Les politiques publiques doivent donc être guidées et les acteurs, régionaux et sectoriels, mais aussi banques de développement et institutions financières au travers de leurs programmes d’appui au niveau régional, équipés pour une gestion plus effective des risques et de leurs répercussions, et ce de manière équitable entre les sociétés et soutenable sur le long terme. Or les connaissances sur les mécanismes permettant une gouvernance des RCT manquent encore, alors qu’elles sont cruciales pour établir un cadre commun en faveur du partage d’expérience d’une région à une autre et/ou d’un type de RCT à un autre. Il existe déjà une littérature importante sur la coopération transfrontalière et une compréhension générique des mécanismes et instruments de gouvernance régionale (OCDE, 2013). Cependant, il est nécessaire de questionner la pertinence de ces mécanismes pour traiter des enjeux relativement nouveaux posés par les RCT. Cela requiert d’analyser, à partir de cas particuliers de coopérations régionales existantes, en quoi les RCT posent des questions et défis nouveaux aux acteurs et mécanismes en place, pour ensuite interroger les solutions possibles et leur pertinence en fonction des contextes d’analyse. Trois grandes questions de recherche s’imposent : 

  1. Comment l'adaptation aux RCT met-elle à l’épreuve les systèmes et mécanismes de gouvernance transfrontalière existants ? Ces derniers sont souvent spécifiques à un sujet (par exemple, un type de pollution donné) et axés sur la réaction aux chocs plutôt que l’anticipation. Or le nouveau défi imposé par l'adaptation au changement climatique, y compris aux RCT, est qu’il faut désormais gérer les conséquences d’évènements extrêmes plus fréquents et/ou plus intenses, et ce dans un contexte de conditions environnementales elles-mêmes changeantes. Il s’agit donc d’anticiper des réactions en chaîne amplifiées en termes d’intensité et plus complexes en termes de ramifications d'impacts/risques (pour plusieurs secteurs, couches de la société, etc.).  
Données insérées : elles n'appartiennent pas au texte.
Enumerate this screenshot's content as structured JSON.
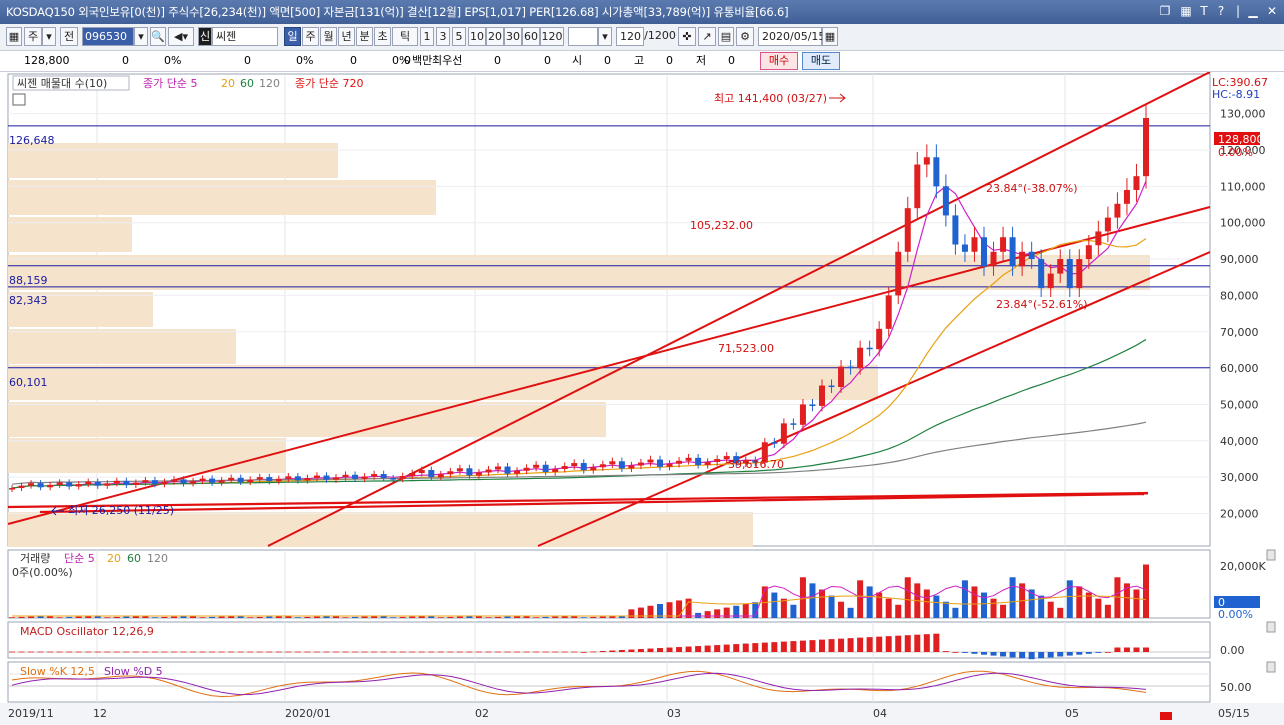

  2. Dans ce contexte, quels sont les points forts des mécanismes existants de gouvernance transfrontalière pour relever les défis propres à l’adaptation, et quelles sont leurs lacunes ? Qu’est-ce que cela implique en termes d’innovations nécessaires, organisation du partage des responsabilités, restructurations et réforme des mandats ? L’expérience d’autres mécanismes de gouvernance dans des domaines non liés à des questions d’environnement pourrait s’avérer utile pour identifier des leviers pertinents permettant d’enclencher ou de renforcer la gouvernance régionale des RCT.
  3. Quelles leçons tirer d’études de cas régionales qui soient transposables à d’autres contextes régionaux ou climatiques, et donc à plus large échelle ? Cette montée en échelle est nécessaire pour permettre le partage d'expériences d'une région à l’autre, et ainsi favoriser un déploiement plus ambitieux de systèmes de gouvernance régionale des RCT. Cela permettra en retour d’informer la théorie sur les cadres de coopération régionale en introduisant des connaissances davantage ancrées dans la réalité du terrain de la gouvernance des RCT. Ces cadres sont en effet indispensables afin d’améliorer le soutien international à la coopération régionale en matière d'adaptation transfrontalière.